Preheat oven to 350 degrees. Line an 8 x 8 baking tin with foil, extending the foil over the sides, and spray lightly with baking spray.

In a small bowl, combine flour, baking soda, and salt; set aside.

In a large saucepan, combine sugar, butter, and water; cook over medium heat until the mixture just boils. Remove from heat and stir in chocolate chunks until melted. Allow to cool for just a moment before stirring in the eggs and vanilla, then stir in flour mixture until completely combined. Stir in pecans.

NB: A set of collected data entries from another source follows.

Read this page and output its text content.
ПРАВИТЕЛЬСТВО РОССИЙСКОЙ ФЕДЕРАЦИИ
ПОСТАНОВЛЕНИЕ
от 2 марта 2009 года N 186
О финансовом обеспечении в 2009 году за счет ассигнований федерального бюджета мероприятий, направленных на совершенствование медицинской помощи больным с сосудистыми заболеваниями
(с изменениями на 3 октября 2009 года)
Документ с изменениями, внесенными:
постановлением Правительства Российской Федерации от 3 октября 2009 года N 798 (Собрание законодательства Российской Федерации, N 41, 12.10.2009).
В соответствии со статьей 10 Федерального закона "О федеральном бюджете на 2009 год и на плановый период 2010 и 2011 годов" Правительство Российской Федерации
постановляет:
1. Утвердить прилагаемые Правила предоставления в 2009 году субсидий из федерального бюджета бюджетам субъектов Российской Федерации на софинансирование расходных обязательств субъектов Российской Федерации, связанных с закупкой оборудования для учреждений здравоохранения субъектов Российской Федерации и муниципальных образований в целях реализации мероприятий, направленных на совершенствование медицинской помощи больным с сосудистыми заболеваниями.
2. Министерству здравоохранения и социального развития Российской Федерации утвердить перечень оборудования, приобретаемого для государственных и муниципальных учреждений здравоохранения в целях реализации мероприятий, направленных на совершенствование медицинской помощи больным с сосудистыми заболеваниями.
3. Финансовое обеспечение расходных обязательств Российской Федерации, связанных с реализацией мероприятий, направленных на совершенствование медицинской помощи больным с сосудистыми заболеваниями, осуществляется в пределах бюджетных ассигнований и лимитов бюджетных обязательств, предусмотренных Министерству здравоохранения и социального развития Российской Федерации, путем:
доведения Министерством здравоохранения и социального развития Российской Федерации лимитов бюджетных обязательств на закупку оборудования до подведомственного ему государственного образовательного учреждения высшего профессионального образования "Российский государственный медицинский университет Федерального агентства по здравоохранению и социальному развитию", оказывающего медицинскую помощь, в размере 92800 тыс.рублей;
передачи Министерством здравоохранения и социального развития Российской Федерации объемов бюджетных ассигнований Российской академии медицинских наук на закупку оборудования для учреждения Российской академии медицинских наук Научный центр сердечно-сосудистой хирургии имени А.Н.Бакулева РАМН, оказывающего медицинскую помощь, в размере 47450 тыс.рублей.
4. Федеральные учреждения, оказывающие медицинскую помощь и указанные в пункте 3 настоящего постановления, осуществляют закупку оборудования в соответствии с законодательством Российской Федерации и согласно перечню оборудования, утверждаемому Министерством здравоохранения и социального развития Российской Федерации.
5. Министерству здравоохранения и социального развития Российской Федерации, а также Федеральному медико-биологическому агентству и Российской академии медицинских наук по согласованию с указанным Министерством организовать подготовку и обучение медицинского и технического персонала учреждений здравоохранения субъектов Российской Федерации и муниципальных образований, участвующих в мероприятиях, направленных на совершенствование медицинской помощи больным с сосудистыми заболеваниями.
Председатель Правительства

Pour batter into prepared tin and bake for 25 minutes, or until a cake tester inserted in the center comes out clean. Remove from oven and place on a wire rack; brush top of brownies with bourbon. Allow to cool completely before frosting.

To make frosting, beat butter on medium speed for about 1 minute, then add powdered sugar all at once and continue to beat until all the sugar is incorporated into the butter. Add bourbon and vanilla and beat for 2-3 minutes, until fluffy.

Spread frosting on cooled brownies, then drizzle on melted chocolate. Sprinkle with pecans.

Cut into 1 1/2 inch squares for bite-sized treats (or larger for regular-sized brownies). Store in an airtight container at room temperature for 2-3 days. Makes 25.